Results 65% of Spanish children were boys, while in Mexico were 85%. Mean age at onset was higher in Mexican population (12 ± 3 years) than Spanish (10 ± 4 years), with a greater duration of symptoms in the latter group. 94% of Spanish patients were Caucasian, while in Mexico predominated white-Indian (64%). Frequency of HLA-B27 was higher in Spain (47%) than Mexico (27%), as well as family history of SpA (45% and 18%, respectively). Almost all children in both countries had some type of musculoskeletal symptom (95% in Spain and 94% in Mexico). However, the pattern was different between both countries. In Spain predominated peripheral arthritis affecting lower extremities and in Mexico peripheral enthesitis, followed by peripheral arthritis and inflammatory pain. No differences in the number of tender, swollen or limited joints. In Spain 9% had some axial entheses affected and 44% some peripheral, while in Mexico, these percentages were much higher, 36% and 85% respectively. No significant differences were found in metrology and average modified Schober in both populations was 6 cm. There was also no significant difference in the C-HAQ, or BASDAI and BASFI indexes, although values were slightly higher in Mexico. Among the diagnoses at baseline, more patients in the Mexican cohort had ankylosing spondylitis in (61%) than in the Spanish (7%), and conversely, undifferentiated and psoriatic JSpA were more prevalent in the Spanish patients (46% and 36%, respectively) than in Mexicans (36% and 3%, respectively).

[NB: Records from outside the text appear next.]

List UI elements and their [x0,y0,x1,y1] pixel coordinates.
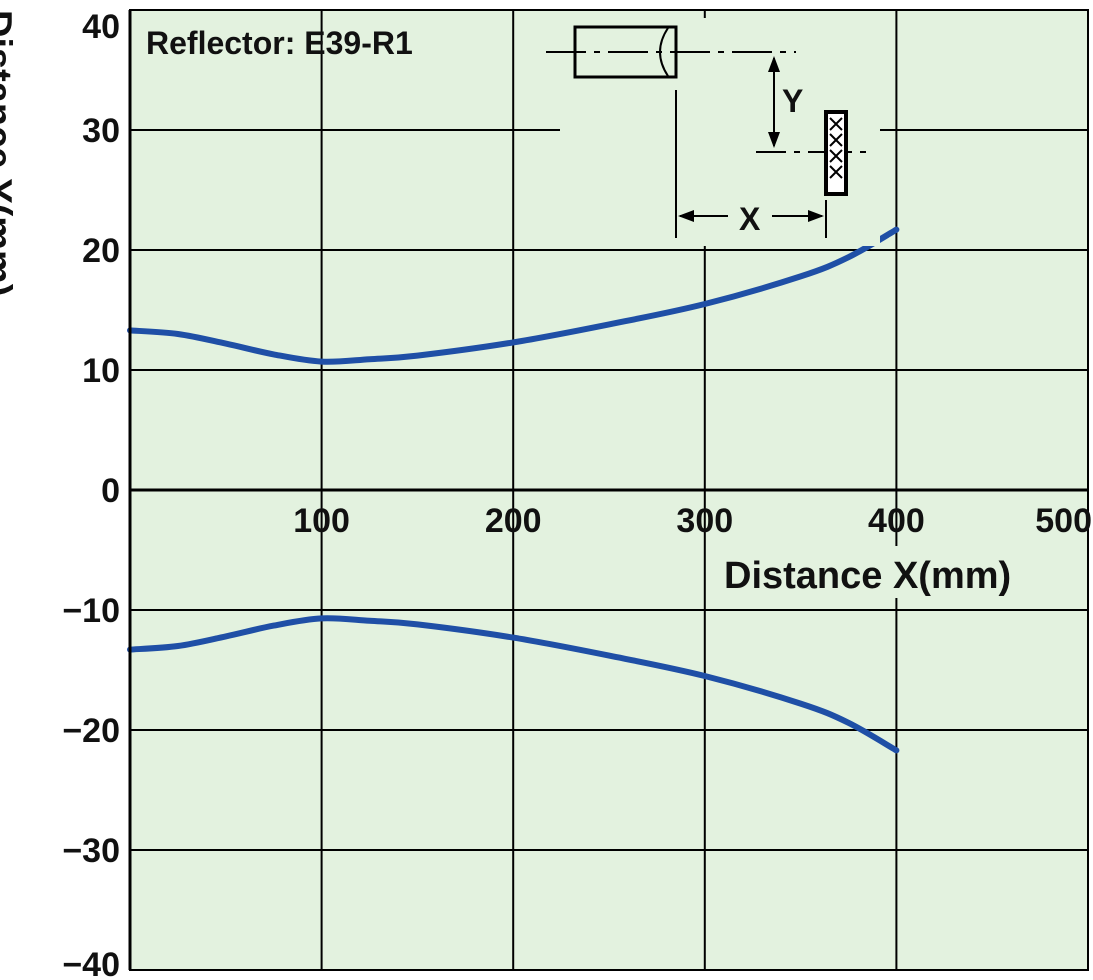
x-tick-label: 500 [1035,502,1092,540]
y-tick-label: 40 [82,8,120,46]
x-dimension-label: X [739,201,761,237]
x-tick-label: 200 [485,502,542,540]
y-tick-label: −30 [62,832,120,870]
y-tick-label: −40 [62,946,120,980]
upper-range-curve [127,226,900,365]
lower-range-curve [127,615,900,754]
y-dimension-label: Y [782,83,803,119]
y-tick-label: −20 [62,712,120,750]
x-axis-label: Distance X(mm) [724,555,1011,597]
y-tick-labels: 40 30 20 10 0 −10 −20 −30 −40 [62,8,120,980]
x-arrow-left [678,210,694,222]
y-tick-label: 20 [82,232,120,270]
x-axis-label-bg [718,546,1080,598]
reflector-hatch [829,117,843,179]
x-tick-label: 100 [293,502,350,540]
y-arrow-top [768,56,780,72]
y-tick-label: 30 [82,112,120,150]
series-layer [127,226,900,754]
measurement-diagram: Y X [546,18,880,246]
x-tick-labels: 100 200 300 400 500 [293,502,1092,540]
y-axis-label: Distance Y(mm) [0,10,19,297]
x-tick-label: 400 [868,502,925,540]
reflector-annotation: Reflector: E39-R1 [146,25,413,61]
y-tick-label: 10 [82,352,120,390]
reflector-icon [824,110,848,196]
y-tick-label: −10 [62,592,120,630]
y-tick-label: 0 [101,472,120,510]
x-tick-label: 300 [676,502,733,540]
y-arrow-bottom [768,132,780,148]
x-arrow-right [808,210,824,222]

Conclusions Results show a different pattern of musculoskeletal involvemente between Spain and Mexico. Differences could be related to several aspects including social and environmental factors, age of onset and different JSpA subtypes. However, probably the main explanatory factor is genetic background, with a higher frequency of HLA-B27 in Spanish patients, while there is a stronger association with HLA-DRB1*08 and LMP-2 in Mexican patients, which predispose to more severe manifestations in this group.